GENETREE [22] estimates Θ, migration rates and exponential growth rates for multiple stable populations. Unlike the other methods discussed here, it is an IS sampler: it constructs independent genealogies rather than repeatedly modifying a starting genealogy. This requires it to assume an infinite-sites mutational model, but renders it nearly immune to problems in which the search fails to move well among genealogies. GENETREE can provide estimates of the time back to the most recent common ancestor of a population; uniquely, it also estimates dates of specific mutations. It has been used to show that the common ancestor of human Y chromosomes was unexpectedly recent, perhaps due to a selective sweep [34].

IM and IMa

IM and IMa [23–25] consider cases in which two populations have recently diverged from a common ancestor. They estimate Θ for each population and for the common ancestor, as well as the divergence time, bidirectional migration rates among the daughter populations and (in IM only) growth rates for the daughters. They are particularly well suited for analysis of young populations and for distinguishing gene flow from retention of ancestral polymorphism. IMa, the more recent program, uses an improved search algorithm, offers likelihood ratio tests to decide among different demographic models and provides more information about the joint distribution of parameters than IM; however, it does not yet duplicate all of the features of IM. IM has been used to show that loci near the centromere show reduced gene flow compared to telomeric loci in a rabbit hybrid zone [10].

LAMARC

LAMARC [26] considers cases in which multiple populations have had stable population sizes and migration rates for a long time, and allows each population to have a separate rate of exponential growth or shrinkage. There is no theoretical limit on the number of populations, but in practice, cases with more than three or four populations take large amounts of computer time and demand extensive data for success. LAMARC allows genetic recombination within sequences and estimates an overall recombination rate. This allows use of long sequences from recombining areas of the genome, both for estimation of recombination rate and for nonconfounded estimation of other parameters. LAMARC can also perform fine-scale linkage disequilibrium mapping, relating phenotypic data to genetic variation. LAMARC has been used to show that the long-term effective population size of gray whales was substantially larger than estimated from historical whaling records, based on a mixed sample of nuclear and mitochondrial loci [35].

MIGRATE-N

MIGRATE-N [27,28] considers multiple populations using a stable-population model similar to that in LAMARC. It estimates Θ for each population and migration rates in each direction between each pair of populations. As with LAMARC, there is no set limit on the number of populations. MIGRATE-N offers detailed tests based on likelihood ratios and the Akaike information criterion (AIC) for deciding among models, such as a model of symmetrical versus unconstrained migration rates. It can also be run in parallel on multiple computers for faster analysis. MIGRATE-N has been used to show that the effective population size of red drum, a long-lived ocean fish, is three orders of magnitude smaller than its census size, suggesting highly unequal reproductive success [36].

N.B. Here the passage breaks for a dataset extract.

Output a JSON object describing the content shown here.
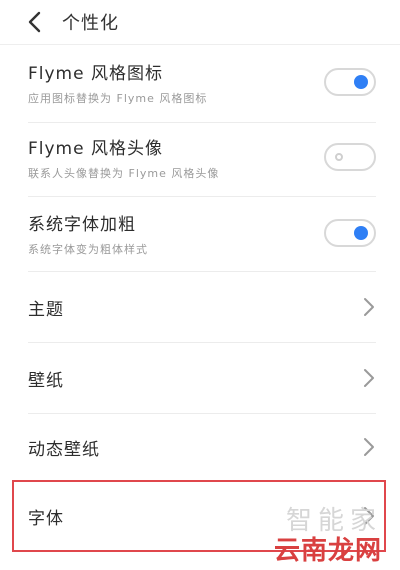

These programs do not yet cover the full range of situations encountered by biologists. In particular, combinations such as multiple-time point sampling with recombination or population subdivision, or population divergence with recombination, are not yet possible, and none of the programs can estimate the strength of natural selection.

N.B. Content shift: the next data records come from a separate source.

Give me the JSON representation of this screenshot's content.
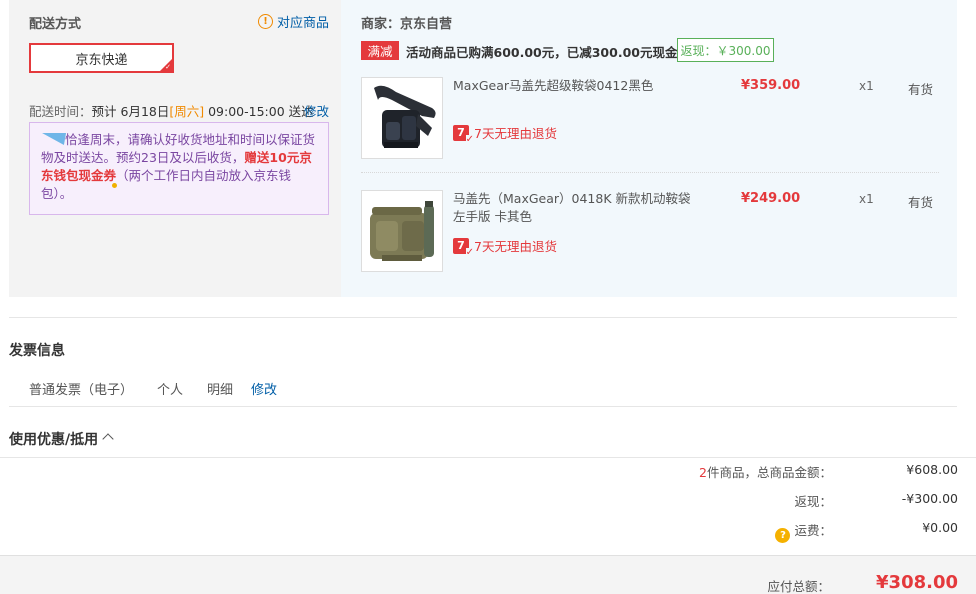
{
  "shipping": {
    "title": "配送方式",
    "match_link": "对应商品",
    "option": "京东快递",
    "time_label": "配送时间：",
    "time_prefix": "预计 6月18日",
    "time_weekday": "[周六]",
    "time_range": " 09:00-15:00 送达",
    "modify": "修改",
    "notice_text_1": "恰逢周末，请确认好收货地址和时间以保证货物及时送达。预约23日及以后收货，",
    "notice_strong": "赠送10元京东钱包现金券",
    "notice_text_2": "（两个工作日内自动放入京东钱包）。"
  },
  "order": {
    "merchant": "商家：京东自营",
    "promo_badge": "满减",
    "promo_text": "活动商品已购满600.00元，已减300.00元现金",
    "rebate": "返现：￥300.00",
    "items": [
      {
        "name": "MaxGear马盖先超级鞍袋0412黑色",
        "price": "¥359.00",
        "qty": "x1",
        "stock": "有货",
        "return_policy": "7天无理由退货",
        "return_icon": "7"
      },
      {
        "name": "马盖先（MaxGear）0418K 新款机动鞍袋左手版 卡其色",
        "price": "¥249.00",
        "qty": "x1",
        "stock": "有货",
        "return_policy": "7天无理由退货",
        "return_icon": "7"
      }
    ]
  },
  "invoice": {
    "title": "发票信息",
    "type": "普通发票（电子）",
    "header": "个人",
    "content": "明细",
    "modify": "修改"
  },
  "coupons": {
    "title": "使用优惠/抵用"
  },
  "summary": {
    "item_count": "2",
    "total_label": "件商品，总商品金额：",
    "total_value": "¥608.00",
    "rebate_label": "返现：",
    "rebate_value": "-¥300.00",
    "freight_label": "运费：",
    "freight_value": "¥0.00",
    "payable_label": "应付总额：",
    "payable_value": "¥308.00"
  },
  "colors": {
    "accent": "#e4393c",
    "link": "#005ea7",
    "rebate_green": "#59b059"
  },
  "icons": [
    "warning-icon",
    "check-corner-icon",
    "bird-icon",
    "return-7day-icon",
    "chevron-up-icon",
    "question-icon"
  ]
}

Frustratingly, some methods mentioned in the literature are rendered nearly unusable by lack of publicly available software, for example certain coalescent-based estimators of natural selection [6], population subdivision with multiple-time point data [37] and migration using isolation by distance (described in Ref. [38]).

Guidance and caveats on the use of genealogy samplers

Each genealogy-sampler program uses specific population models, and the biologist must carefully consider the assumptions of each model when deciding which, if any, program is appropriate. For example, LAMARC and MIGRATE-N assume the dynamics of each population have been stable for ~4N generations; when recent population divergence is likely, IM or IMa are more appropriate. Table 3 summarizes major assumptions of the programs. If these assumptions are violated, the results can be misleading. Before using any genealogy sampler, the researcher should carefully examine its documentation to understand the models it uses.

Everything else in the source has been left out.